Donnerstag, 18. September 1918
Von der Reichsfleischkarte gelten in Bonn die einzelnen Abschnitte nicht mehr auf 25 Gramm, wie darauf gedruckt ist, sondern auf den zehnten Teil der in Bonn ausgegebenen Wochenmenge. Die Metzger müssen daher die Abschnitte für die ganze Woche abnehmen, was sie freilich bisher auch schon allgemein getan haben.
(Bonner Zeitung, Rubrik „Aus den Städtischen Nachrichten“)
70. Geburtstag von Friedrich Soennecken. Kommerzienrat Friedrich Soennecken wird morgen 70 Jahre alt. Er ist trotz seines Eintritts in das psalmistische Patriarchenalter noch auf der vollen Höhe seiner Schaffenskraft und es entspricht nicht ganz seiner rastlos wirkenden Wesensart, an diesem Tage seine Lebensarbeit rückschauend zu verfolgen. Betrachtet er doch sein Werk durchaus noch nicht als abgeschlossen. Wir glauben die initiative Natur des Siebzigjährigen dahin bewerten zu sollen, daß er als einer der tätigsten und erfolgreichsten deutschen Industriellen nach dem Kriege sich an Deutschlands wirtschaftlichem Aufschwung noch gerne an seinem Teil beteiligen möchte. […]

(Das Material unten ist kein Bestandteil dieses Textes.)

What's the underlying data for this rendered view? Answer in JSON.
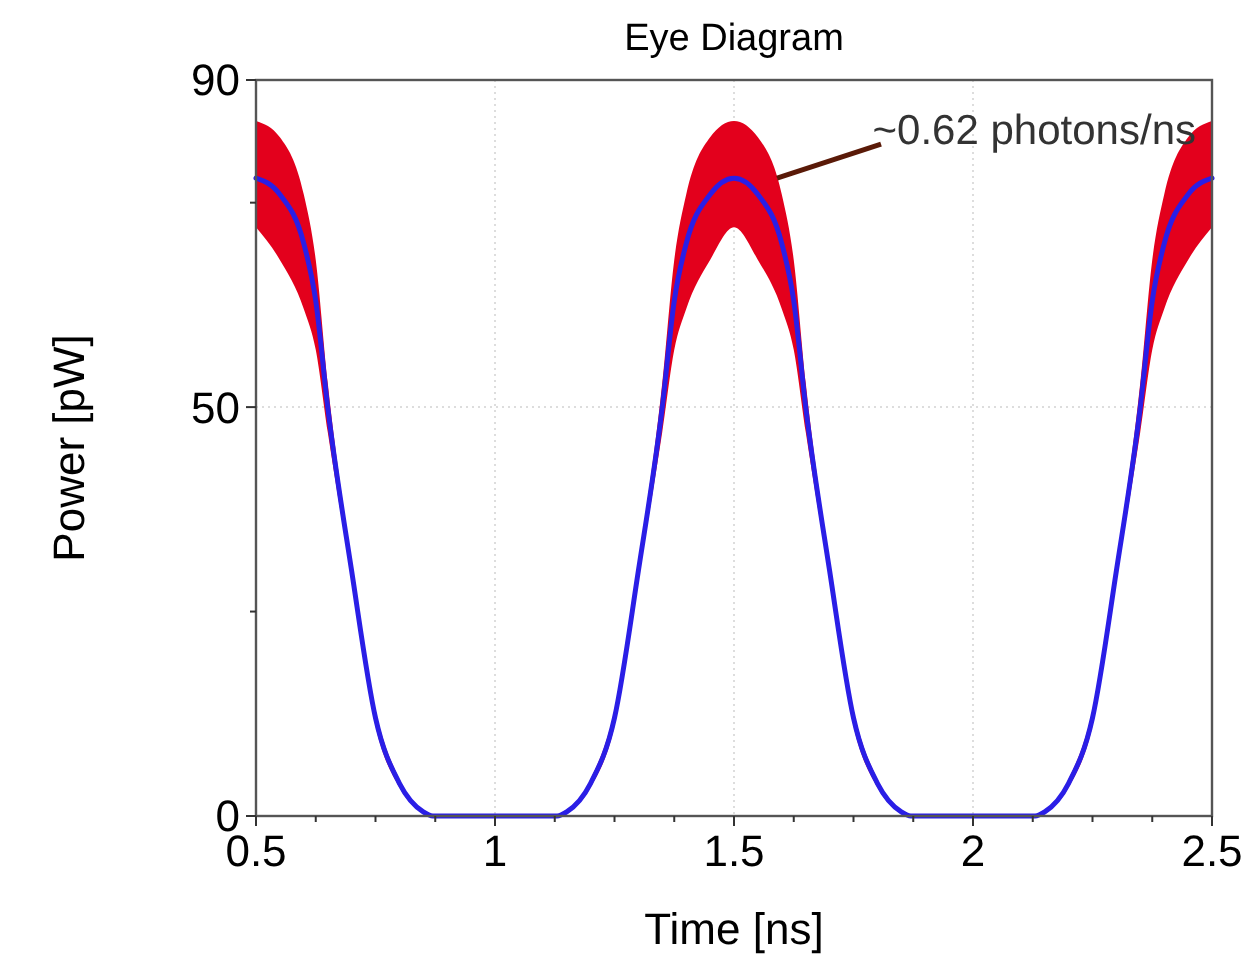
{
  "chart_data": {
    "type": "line",
    "title": "Eye Diagram",
    "xlabel": "Time [ns]",
    "ylabel": "Power [pW]",
    "xlim": [
      0.5,
      2.5
    ],
    "ylim": [
      0,
      90
    ],
    "xticks": [
      0.5,
      {
        "value": 0.625,
        "label": null
      },
      {
        "value": 0.75,
        "label": null
      },
      {
        "value": 0.875,
        "label": null
      },
      1,
      {
        "value": 1.125,
        "label": null
      },
      {
        "value": 1.25,
        "label": null
      },
      {
        "value": 1.375,
        "label": null
      },
      1.5,
      {
        "value": 1.625,
        "label": null
      },
      {
        "value": 1.75,
        "label": null
      },
      {
        "value": 1.875,
        "label": null
      },
      2,
      {
        "value": 2.125,
        "label": null
      },
      {
        "value": 2.25,
        "label": null
      },
      {
        "value": 2.375,
        "label": null
      },
      2.5
    ],
    "yticks": [
      0,
      {
        "value": 25,
        "label": null
      },
      50,
      {
        "value": 75,
        "label": null
      },
      90
    ],
    "grid": true,
    "line_style": "solid",
    "marker": "none",
    "x": [
      0.5,
      0.55,
      0.6,
      0.625,
      0.65,
      0.7,
      0.75,
      0.8,
      0.85,
      0.87,
      0.9,
      1.0,
      1.1,
      1.13,
      1.15,
      1.2,
      1.25,
      1.3,
      1.35,
      1.375,
      1.4,
      1.45,
      1.5,
      1.55,
      1.6,
      1.625,
      1.65,
      1.7,
      1.75,
      1.8,
      1.85,
      1.87,
      1.9,
      2.0,
      2.1,
      2.13,
      2.15,
      2.2,
      2.25,
      2.3,
      2.35,
      2.375,
      2.4,
      2.45,
      2.5
    ],
    "series": [
      {
        "color": "#2a1ee6",
        "values": [
          78,
          76,
          70,
          63,
          50,
          30,
          12,
          4,
          0.5,
          0,
          0,
          0,
          0,
          0,
          0.5,
          4,
          12,
          30,
          50,
          63,
          70,
          76,
          78,
          76,
          70,
          63,
          50,
          30,
          12,
          4,
          0.5,
          0,
          0,
          0,
          0,
          0,
          0.5,
          4,
          12,
          30,
          50,
          63,
          70,
          76,
          78
        ],
        "upper": [
          85,
          83,
          76,
          68,
          53,
          31,
          13,
          4.5,
          0.6,
          0,
          0,
          0,
          0,
          0,
          0.6,
          4.5,
          13,
          31,
          53,
          68,
          76,
          83,
          85,
          83,
          76,
          68,
          53,
          31,
          13,
          4.5,
          0.6,
          0,
          0,
          0,
          0,
          0,
          0.6,
          4.5,
          13,
          31,
          53,
          68,
          76,
          83,
          85
        ],
        "lower": [
          72,
          68,
          62,
          57,
          47,
          29,
          11,
          3.5,
          0.4,
          0,
          0,
          0,
          0,
          0,
          0.4,
          3.5,
          11,
          29,
          47,
          57,
          62,
          68,
          72,
          68,
          62,
          57,
          47,
          29,
          11,
          3.5,
          0.4,
          0,
          0,
          0,
          0,
          0,
          0.4,
          3.5,
          11,
          29,
          47,
          57,
          62,
          68,
          72
        ]
      }
    ],
    "annotations": [
      {
        "text": "~0.62 photons/ns",
        "x": 1.59,
        "y": 78
      }
    ]
  }
}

Ein besonderes Kapitel der Betätigung Soenneckens, die wiederum seinem Sinn für schöne Schriftformen entsprang, bildet sein Eintreten für die Antiqua-Schrift in unsern deutschen Zeitungen und Zeitschriften. Namentlich in Rücksicht auf das Ausland, dem unsere Frakturschrift nicht geläufig ist, wirbt Soennecken hierfür, und er verspricht sich hierbei besondere Erfolge bei der Verfolgung unserer politischen und wirtschaftlichen Interessen. Obwohl Soennecken mit der Zähigkeit des Westfalen und mit außerordentlicher Gründlichkeit für die Antiqua-Schrift kämpft, hat sich unser Kultusministerium dieser Frage gegenüber bisher zum mindesten abwartend verhalten. […]

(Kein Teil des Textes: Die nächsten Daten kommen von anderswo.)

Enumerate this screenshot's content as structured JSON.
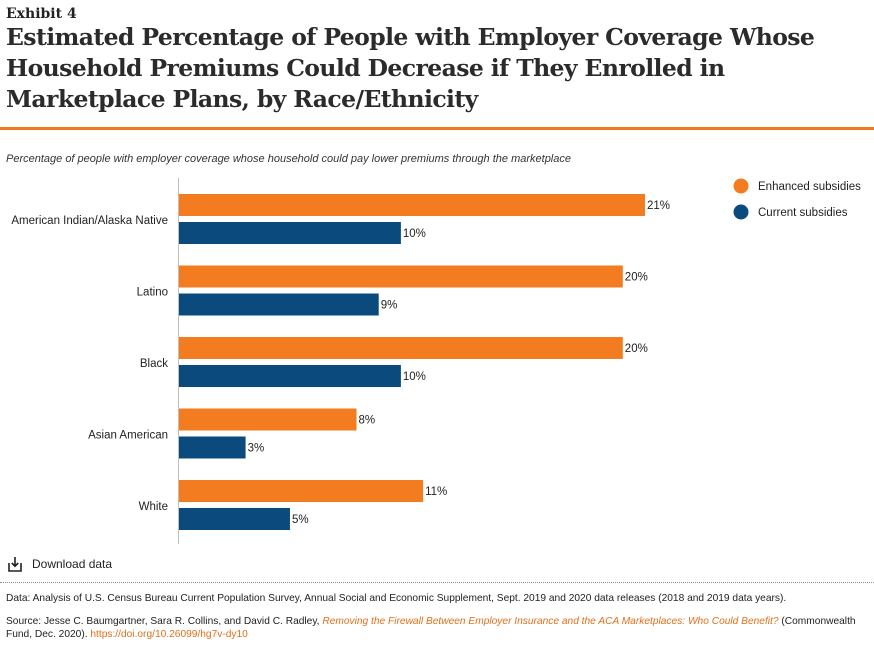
{
  "exhibit_label": "Exhibit 4",
  "title": "Estimated Percentage of People with Employer Coverage Whose Household Premiums Could Decrease if They Enrolled in Marketplace Plans, by Race/Ethnicity",
  "subtitle": "Percentage of people with employer coverage whose household could pay lower premiums through the marketplace",
  "colors": {
    "enhanced": "#f37c20",
    "current": "#0b4a7c",
    "accent_rule": "#ef7a22"
  },
  "chart_data": {
    "type": "bar",
    "orientation": "horizontal",
    "title": "Estimated Percentage of People with Employer Coverage Whose Household Premiums Could Decrease if They Enrolled in Marketplace Plans, by Race/Ethnicity",
    "xlabel": "",
    "ylabel": "",
    "xlim": [
      0,
      21
    ],
    "grid": false,
    "legend_position": "top-right",
    "categories": [
      "American Indian/Alaska Native",
      "Latino",
      "Black",
      "Asian American",
      "White"
    ],
    "series": [
      {
        "name": "Enhanced subsidies",
        "values": [
          21,
          20,
          20,
          8,
          11
        ],
        "labels": [
          "21%",
          "20%",
          "20%",
          "8%",
          "11%"
        ]
      },
      {
        "name": "Current subsidies",
        "values": [
          10,
          9,
          10,
          3,
          5
        ],
        "labels": [
          "10%",
          "9%",
          "10%",
          "3%",
          "5%"
        ]
      }
    ]
  },
  "download_label": "Download data",
  "notes": {
    "data_text": "Data: Analysis of U.S. Census Bureau Current Population Survey, Annual Social and Economic Supplement, Sept. 2019 and 2020 data releases (2018 and 2019 data years).",
    "source_prefix": "Source: Jesse C. Baumgartner, Sara R. Collins, and David C. Radley, ",
    "source_title": "Removing the Firewall Between Employer Insurance and the ACA Marketplaces: Who Could Benefit?",
    "source_suffix": " (Commonwealth Fund, Dec. 2020). ",
    "doi": "https://doi.org/10.26099/hg7v-dy10"
  }
}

Es entspricht dem treudeutschen Sinne Soenneckens, ein glückliches Kriegsende für unser Vaterland zu erleben, und wir können ihm an seinem Jubeltage nichts Besseres wünschen, als daß er nach Einkehr des Friedens mit ungebrochener Schaffenskraft noch viele Jahre als geistesreger Leiter an der Spitze seiner blühenden Unternehmungen stehen möchte.

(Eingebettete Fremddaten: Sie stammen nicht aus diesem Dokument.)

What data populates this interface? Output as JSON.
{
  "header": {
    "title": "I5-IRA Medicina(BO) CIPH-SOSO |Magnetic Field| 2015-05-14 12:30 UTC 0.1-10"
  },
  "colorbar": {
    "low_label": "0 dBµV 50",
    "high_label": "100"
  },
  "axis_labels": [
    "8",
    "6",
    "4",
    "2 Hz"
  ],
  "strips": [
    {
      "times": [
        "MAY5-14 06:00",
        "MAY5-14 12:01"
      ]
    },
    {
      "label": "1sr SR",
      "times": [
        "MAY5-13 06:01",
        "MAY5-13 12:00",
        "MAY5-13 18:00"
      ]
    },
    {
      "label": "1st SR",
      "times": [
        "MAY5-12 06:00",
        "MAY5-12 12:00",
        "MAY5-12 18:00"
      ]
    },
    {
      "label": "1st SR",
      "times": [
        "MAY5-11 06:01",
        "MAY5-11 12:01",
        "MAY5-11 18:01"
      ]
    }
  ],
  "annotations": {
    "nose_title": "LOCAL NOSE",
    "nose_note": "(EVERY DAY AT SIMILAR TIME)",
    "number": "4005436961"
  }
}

(Bonner General-Anzeiger, Rubrik „Aus Bonn“)
Beuel: Die geehrte Redaktion möchte ich „zur Gründung von ländlichen Arbeitsheimen für sittlich gefährdete Mädchen und Frauen“ auf Nachstehendes aufmerksam machen. Nicht allein, daß Mädchen und Frauen, die in den Munitionsfabriken arbeiten, sittlich gefährdet sind, sondern auch in den Kontors, Büros usw. Ganz besonders möchte ich auf die Vereine noch aufmerksam machen, die ihre jungen, meist unerfahrenen Mitglieder zu nächtlichen Ausflügen verleiten. Junge Mädchen sind von einem Verein eingeladen, um 8 Uhr abends einen Ausflug zu machen und kamen vom Ausflug nachts um 1 Uhr zurück. Ist das so richtig? Ist es an der Ordnung, daß solche jungen Leute in die Kneipen geführt werden? Hier müßte Behörde und Polizei eingreifen, um solche Ausflüge zu verhindern, oder aber den Einberufern ordentlich auf die Finger sehen. Jetzt im Kriege, wo der Vater im Felde, die Mutter über alle Maßen beschäftigt ist, die Aufsicht daher nicht so gehandhabt werden kann, muß auch in diesem Sinne etwas geschehen. In den meisten Büros, Kontors wird eine Sprache geführt, und zwar von Männern jungen Mädchen gegenüber, die alte Leute erröten lassen. Also nicht halbe, sondern ganze Arbeit machen. Ergebenst Frau E. D.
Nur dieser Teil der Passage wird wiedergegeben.